(R)uby (E)ntity (C)omponent (M)odelling framework
This is a simple implementation in Ruby of an Entity-Component modelling framework. It was inspired from reading the excellent series on EC modelling by @cbpowell: http://cbpowell.wordpress.com/2012/10/30/entity-component-game-programming-using-jruby-and-libgdx-part-1/
== Constraints of design
This particular engine is based around some constraints not mentioned in any EC articles that we have seen before. Many have probably taken similar approaches to wreckem but nothing so far has shown these decisions mentioned publicly. So, beware that this system may not pan out for large and complex games or large data sets.
=== Min-modelling (components are atoms)
Wreckems first major difference is that all components can only contain a single primitive piece of data (or none at all). The rationale for this decision is it is the most flexible possible system for modelling. In one article, they pointed out it was very flexible to have a 2D component containing x,y and then add a new component for just z once you realized you want 3D support in your game. This obviously shows how powerful EC modelling can be but seeing x,y in one component and z in a third looks like a data smell. Having independent X and Y components associated with a position entity seems less smelly. Adding a Z is just adding another component to the entity.
Another interesting observation is seeing warnings in articles about not nesting components in components. From a min-modelling perspective all compound components do just that. Something feel right about this at a very high conceptual level. Is this a smart way to model though? Is it pragmatic?
Min-modelling components might actually not pan out. We don't know. It is something we are trying and so far it is working out ok. The main issue we have so far is efficient retrieval of maps/hashes since non of our components are lists of hashes.

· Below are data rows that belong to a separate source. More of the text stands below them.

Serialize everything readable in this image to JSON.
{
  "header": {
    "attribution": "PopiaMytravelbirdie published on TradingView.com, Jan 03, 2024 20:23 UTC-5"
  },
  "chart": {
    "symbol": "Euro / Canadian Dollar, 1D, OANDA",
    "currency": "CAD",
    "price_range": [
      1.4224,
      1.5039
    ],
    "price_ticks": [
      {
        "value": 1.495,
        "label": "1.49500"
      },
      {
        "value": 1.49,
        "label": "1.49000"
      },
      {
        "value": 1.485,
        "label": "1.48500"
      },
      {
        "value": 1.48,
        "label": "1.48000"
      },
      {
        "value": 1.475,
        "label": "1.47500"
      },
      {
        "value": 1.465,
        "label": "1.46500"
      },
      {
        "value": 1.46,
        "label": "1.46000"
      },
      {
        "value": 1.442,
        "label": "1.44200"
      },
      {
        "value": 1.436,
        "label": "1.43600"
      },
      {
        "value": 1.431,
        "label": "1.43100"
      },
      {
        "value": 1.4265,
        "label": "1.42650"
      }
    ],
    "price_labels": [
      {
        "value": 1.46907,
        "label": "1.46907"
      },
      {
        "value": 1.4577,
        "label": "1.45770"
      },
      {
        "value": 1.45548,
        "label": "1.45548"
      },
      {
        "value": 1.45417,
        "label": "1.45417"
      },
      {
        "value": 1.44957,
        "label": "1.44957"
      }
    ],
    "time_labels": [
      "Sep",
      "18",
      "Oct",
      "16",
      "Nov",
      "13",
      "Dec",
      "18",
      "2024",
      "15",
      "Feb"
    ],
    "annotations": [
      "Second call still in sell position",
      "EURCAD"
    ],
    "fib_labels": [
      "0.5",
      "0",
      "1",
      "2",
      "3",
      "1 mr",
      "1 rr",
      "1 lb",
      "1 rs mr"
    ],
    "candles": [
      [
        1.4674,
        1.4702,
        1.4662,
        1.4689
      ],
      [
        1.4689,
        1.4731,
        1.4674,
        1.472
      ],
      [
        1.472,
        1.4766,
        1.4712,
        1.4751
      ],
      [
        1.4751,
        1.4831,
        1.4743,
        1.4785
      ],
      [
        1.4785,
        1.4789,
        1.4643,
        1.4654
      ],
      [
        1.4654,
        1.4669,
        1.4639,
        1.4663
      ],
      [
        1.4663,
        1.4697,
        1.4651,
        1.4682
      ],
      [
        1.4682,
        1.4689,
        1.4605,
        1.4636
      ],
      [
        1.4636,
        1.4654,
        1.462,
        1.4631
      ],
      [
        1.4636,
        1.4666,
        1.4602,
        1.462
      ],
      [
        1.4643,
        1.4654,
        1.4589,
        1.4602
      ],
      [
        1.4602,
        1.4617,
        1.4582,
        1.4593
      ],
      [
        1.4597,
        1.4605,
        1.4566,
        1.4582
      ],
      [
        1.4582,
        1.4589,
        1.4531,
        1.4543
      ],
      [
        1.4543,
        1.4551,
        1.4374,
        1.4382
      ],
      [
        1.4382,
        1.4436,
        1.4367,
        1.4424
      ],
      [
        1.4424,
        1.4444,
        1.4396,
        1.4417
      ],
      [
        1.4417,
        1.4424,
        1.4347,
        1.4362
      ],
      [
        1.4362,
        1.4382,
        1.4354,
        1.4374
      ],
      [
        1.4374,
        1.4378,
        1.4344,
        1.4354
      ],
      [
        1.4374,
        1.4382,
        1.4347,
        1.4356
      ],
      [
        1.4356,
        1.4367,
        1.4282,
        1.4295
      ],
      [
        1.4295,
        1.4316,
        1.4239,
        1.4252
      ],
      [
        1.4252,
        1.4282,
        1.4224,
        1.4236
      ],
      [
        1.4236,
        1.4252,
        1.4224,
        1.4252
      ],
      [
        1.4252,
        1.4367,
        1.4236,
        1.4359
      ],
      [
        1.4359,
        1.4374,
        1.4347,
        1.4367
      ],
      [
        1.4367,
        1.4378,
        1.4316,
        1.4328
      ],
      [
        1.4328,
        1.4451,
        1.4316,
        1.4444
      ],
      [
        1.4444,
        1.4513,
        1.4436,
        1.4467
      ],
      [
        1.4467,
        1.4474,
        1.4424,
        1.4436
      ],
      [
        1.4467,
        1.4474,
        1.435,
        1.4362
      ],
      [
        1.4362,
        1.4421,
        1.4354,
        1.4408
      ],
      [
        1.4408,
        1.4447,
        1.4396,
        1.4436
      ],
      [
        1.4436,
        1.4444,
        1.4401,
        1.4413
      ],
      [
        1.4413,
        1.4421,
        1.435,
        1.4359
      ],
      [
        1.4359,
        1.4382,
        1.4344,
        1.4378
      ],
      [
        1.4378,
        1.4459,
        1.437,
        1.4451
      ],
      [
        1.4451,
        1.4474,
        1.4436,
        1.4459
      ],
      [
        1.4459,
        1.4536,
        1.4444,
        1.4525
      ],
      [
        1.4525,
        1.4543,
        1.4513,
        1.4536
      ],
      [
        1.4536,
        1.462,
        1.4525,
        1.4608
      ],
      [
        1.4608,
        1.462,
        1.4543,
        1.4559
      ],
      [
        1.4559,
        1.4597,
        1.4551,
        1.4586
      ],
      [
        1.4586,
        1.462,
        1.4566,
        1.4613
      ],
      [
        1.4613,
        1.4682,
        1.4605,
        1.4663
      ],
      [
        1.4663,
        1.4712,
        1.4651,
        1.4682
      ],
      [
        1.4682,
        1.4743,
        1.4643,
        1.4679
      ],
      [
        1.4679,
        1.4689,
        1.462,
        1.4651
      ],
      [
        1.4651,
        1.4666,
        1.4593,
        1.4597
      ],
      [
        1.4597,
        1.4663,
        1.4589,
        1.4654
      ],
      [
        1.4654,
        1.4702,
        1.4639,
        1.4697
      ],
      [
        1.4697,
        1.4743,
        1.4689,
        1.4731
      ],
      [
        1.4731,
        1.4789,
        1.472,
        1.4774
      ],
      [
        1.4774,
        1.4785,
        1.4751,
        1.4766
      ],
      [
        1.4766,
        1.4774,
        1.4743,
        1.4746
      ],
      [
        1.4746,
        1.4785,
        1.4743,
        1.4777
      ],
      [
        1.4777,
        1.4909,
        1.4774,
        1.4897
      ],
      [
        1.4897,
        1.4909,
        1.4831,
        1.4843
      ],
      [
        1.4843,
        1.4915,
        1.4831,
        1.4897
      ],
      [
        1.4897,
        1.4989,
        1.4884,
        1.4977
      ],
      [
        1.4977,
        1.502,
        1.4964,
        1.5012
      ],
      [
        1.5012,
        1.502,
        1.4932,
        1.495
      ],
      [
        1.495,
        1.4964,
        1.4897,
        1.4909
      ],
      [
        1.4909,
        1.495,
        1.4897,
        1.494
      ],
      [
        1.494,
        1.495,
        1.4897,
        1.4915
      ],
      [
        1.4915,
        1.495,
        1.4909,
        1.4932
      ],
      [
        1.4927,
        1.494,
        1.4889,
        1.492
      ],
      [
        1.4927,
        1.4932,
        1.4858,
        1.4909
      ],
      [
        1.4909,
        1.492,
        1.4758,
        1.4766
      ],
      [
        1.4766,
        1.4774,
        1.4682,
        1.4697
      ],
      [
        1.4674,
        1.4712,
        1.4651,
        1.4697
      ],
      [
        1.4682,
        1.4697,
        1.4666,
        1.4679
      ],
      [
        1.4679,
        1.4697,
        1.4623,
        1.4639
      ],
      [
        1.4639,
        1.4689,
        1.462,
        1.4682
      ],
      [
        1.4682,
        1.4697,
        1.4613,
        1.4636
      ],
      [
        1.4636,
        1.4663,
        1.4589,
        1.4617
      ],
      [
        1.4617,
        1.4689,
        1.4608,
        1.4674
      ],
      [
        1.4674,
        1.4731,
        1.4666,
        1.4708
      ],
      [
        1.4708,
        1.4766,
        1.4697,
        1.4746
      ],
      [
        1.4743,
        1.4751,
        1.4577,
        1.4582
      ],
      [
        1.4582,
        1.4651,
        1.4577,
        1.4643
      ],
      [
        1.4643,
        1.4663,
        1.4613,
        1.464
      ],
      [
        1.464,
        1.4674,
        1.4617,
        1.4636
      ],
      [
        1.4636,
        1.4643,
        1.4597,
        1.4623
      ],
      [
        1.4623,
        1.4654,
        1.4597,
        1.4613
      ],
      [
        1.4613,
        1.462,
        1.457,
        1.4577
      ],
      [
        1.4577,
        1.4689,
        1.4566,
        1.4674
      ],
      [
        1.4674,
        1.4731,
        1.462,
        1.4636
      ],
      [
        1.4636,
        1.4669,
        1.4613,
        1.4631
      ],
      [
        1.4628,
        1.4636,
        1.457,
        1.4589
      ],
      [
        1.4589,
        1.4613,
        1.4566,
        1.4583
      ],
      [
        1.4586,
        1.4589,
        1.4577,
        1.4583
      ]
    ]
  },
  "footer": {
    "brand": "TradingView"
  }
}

A neat area of min-modelling is we have a single-table design where a single SQL query can get all data for an entity or a set of entities. The data model is ugly in the sense we have nullable fields for unused columns but beautiful in how much information we can get efficiently in a single SQL statement.
=== Components only belong to one thing
This is another big constraint which will add much more data to the db but it also has some significant benefits. Since no two entities can ever contain the same component this means no concurrency issues can exist if you are acting on two entities at the same time. It also means it is trivial to know which entity a component belongs to.
The big disadvantage is much larger live object graph since every component will have a different entity field. So in-memory usage literally is linear to the number of components which all entities can see. In a system which shares components the memory for components could be dramatically cheaper.
Another mystery to be resolved once we make some sizeable games.